Case in point towards Howes crusade, is the two-sided classic from Los Angeles quartet the Zeros. Though these songs, and most of the Zeros catalog, have been readily available throughout the ’90s and beyond from labels like Bomp and Restless, this single is the essence of the Zeros. One really doesn’t need much else other than “Main Street Brat” and “Handgrenade Heart” to see the influence (or perhaps disparate diversion) the Zeros had on punk. They were forever tagged the “Mexican Ramones,” but that claim is only half-truth. Sure the three-chord riffs here evoke those of Johnny, Joey and Dee Dee, but there’s something more sinister at work on these early Zeros recordings. They were originally known as the Main Street Brats, so this A-side is a theme song of sorts. Campy and obliged to the Ramones as the Zeros may be, their mixture of gritty realism and bored teenage kicks sounds ahead of its time. The visceral tandem of Javier Escovedo and Robert Lopez sends the song into a sonic knife fight down a once well-lit alley. The latter in particular wasn’t afraid to rip out a solo and prolong the damage where most bands of the time were on to the next song. It would even be fitting to compare them to the Germs, if only for the warped images that color the Zeros’ work. “Handgrenade Heart” boasts talk of melted sunglasses, stomachs pumped and Nazi tarts rejected, which effectively opposes the mostly fun-loving bop of the Ramones.

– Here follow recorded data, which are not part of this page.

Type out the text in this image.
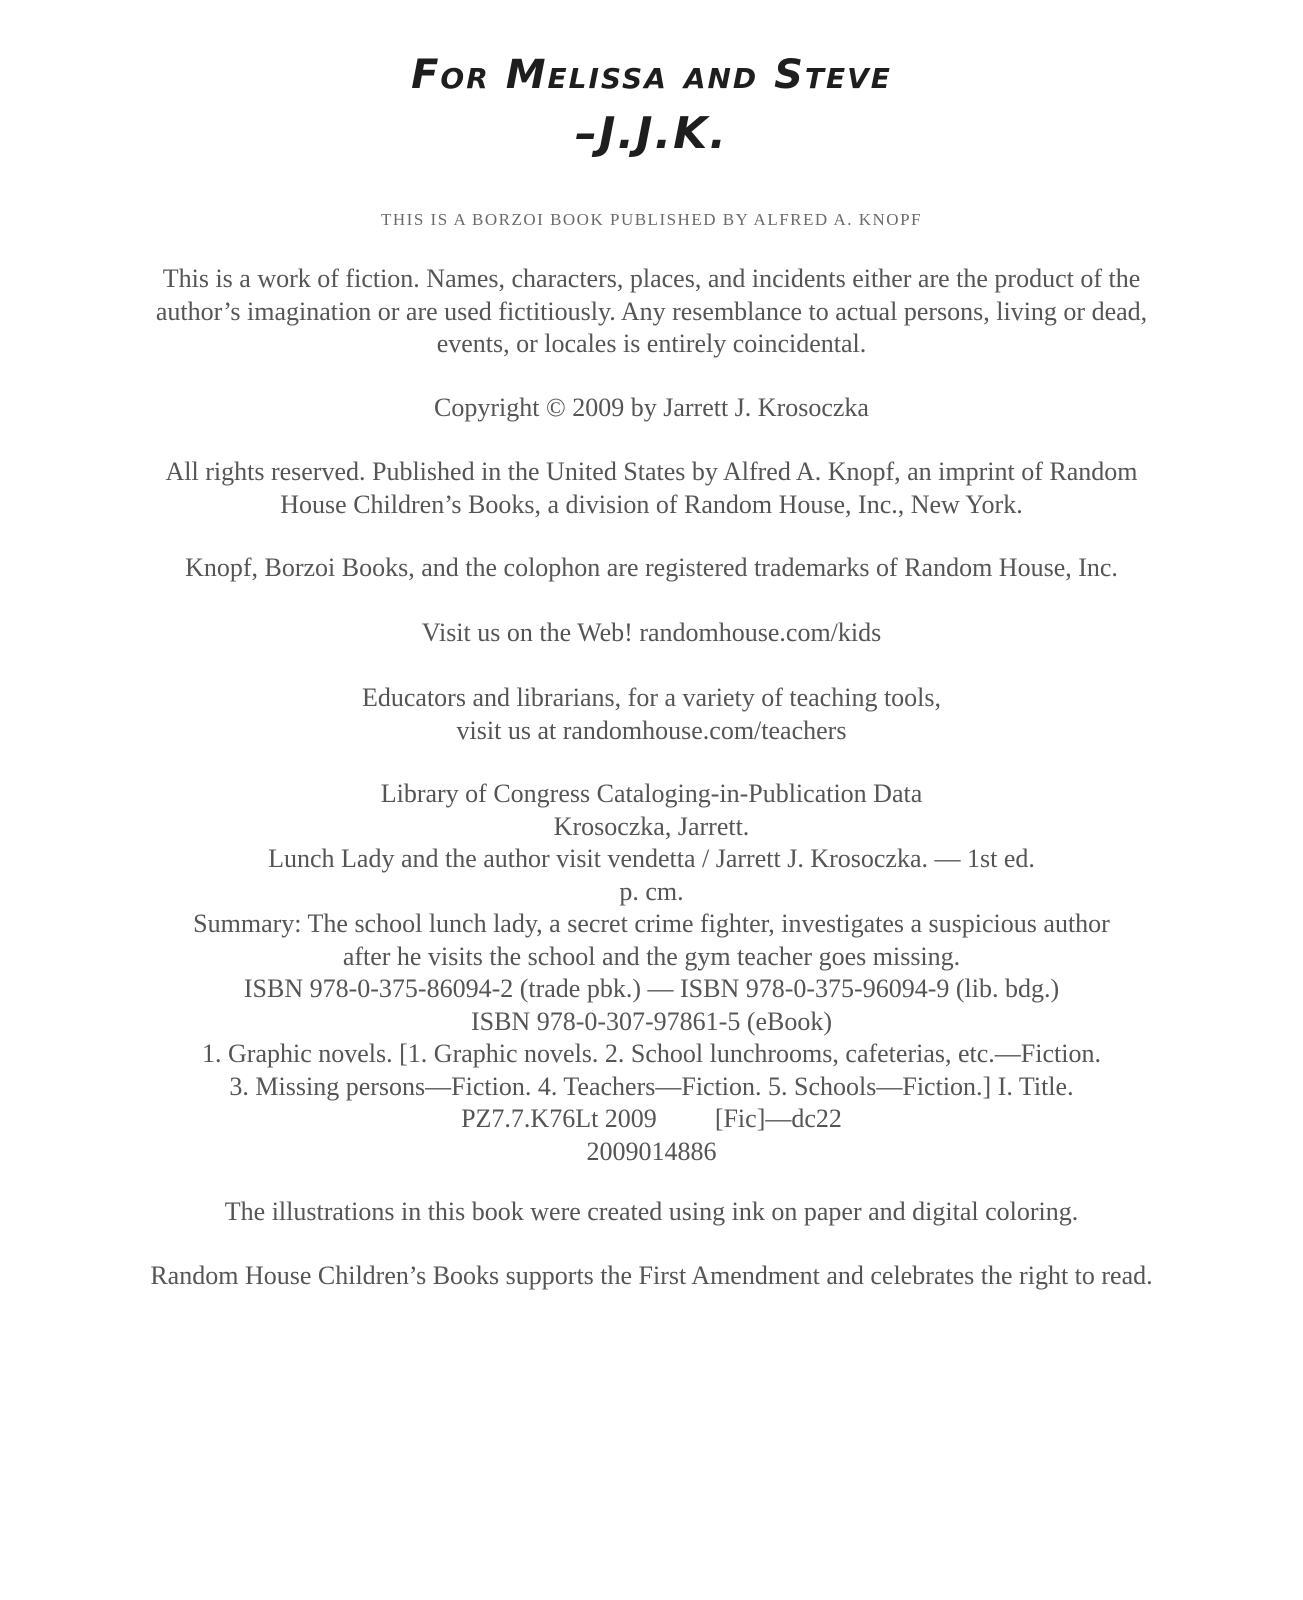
For Melissa and Steve
–J.J.K.
THIS IS A BORZOI BOOK PUBLISHED BY ALFRED A. KNOPF
This is a work of fiction. Names, characters, places, and incidents either are the product of the
author’s imagination or are used fictitiously. Any resemblance to actual persons, living or dead,
events, or locales is entirely coincidental.
Copyright © 2009 by Jarrett J. Krosoczka
All rights reserved. Published in the United States by Alfred A. Knopf, an imprint of Random
House Children’s Books, a division of Random House, Inc., New York.
Knopf, Borzoi Books, and the colophon are registered trademarks of Random House, Inc.
Visit us on the Web! randomhouse.com/kids
Educators and librarians, for a variety of teaching tools,
visit us at randomhouse.com/teachers
Library of Congress Cataloging-in-Publication Data
Krosoczka, Jarrett.
Lunch Lady and the author visit vendetta / Jarrett J. Krosoczka. — 1st ed.
p. cm.
Summary: The school lunch lady, a secret crime fighter, investigates a suspicious author
after he visits the school and the gym teacher goes missing.
ISBN 978-0-375-86094-2 (trade pbk.) — ISBN 978-0-375-96094-9 (lib. bdg.)
ISBN 978-0-307-97861-5 (eBook)
1. Graphic novels. [1. Graphic novels. 2. School lunchrooms, cafeterias, etc.—Fiction.
3. Missing persons—Fiction. 4. Teachers—Fiction. 5. Schools—Fiction.] I. Title.
PZ7.7.K76Lt 2009 [Fic]—dc22
2009014886
The illustrations in this book were created using ink on paper and digital coloring.
Random House Children’s Books supports the First Amendment and celebrates the right to read.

The golden ticket in Last Laugh’s initial push, though, has to be the slab from the Normals. In this secondcoming of the relatively unknown New Orleans punks (yes, they existed there as well), Last Laugh even went as far as using the original leftover 7-inch stampers to recreate the band’s first single. It’s pretty much what you got at one of their shows in ’78, only not from the hands of the now defunct local Electric Eye Records. For good reason, the Normals’ “Almost Ready” can now reside in the classic category, as there’s a futurist bend in the single regardless of the myriad influences that must have attracted the Normals to punk. For one, there’s a heavy British influence bypassing the Sex Pistols and headed parallel to the Subway Sect. Catchy and aggressive simultaneously, “Almost Ready” is proto–new wave in the song’s nervousness and proto-thrash in its velocity. The combo is accented even more on the tightly wound sneer of “Hardcore” (a precursor to an entire different strand of punk ?), another anthem that surely incited a rumble or three. The wrench in the overt rawness of “Hardcore,” like the Zeros, comes in the Normals’ tendency to journey past the short-attention span of punk. Here, guitarist David Brenton sounds almost as if he was plucked by some struggling southern rock cover band from the region. On “Hardcore” his twanged additions add a surrealist quality to the average punk slash and burn. It will be very interesting to hear what the band could do on a larger format, as Last Laugh is slated to release the Normals’ unreleased LP soon. If these songs are any indication, all those “classic” punks we’ve heard since youth might want to make room on the totem pole.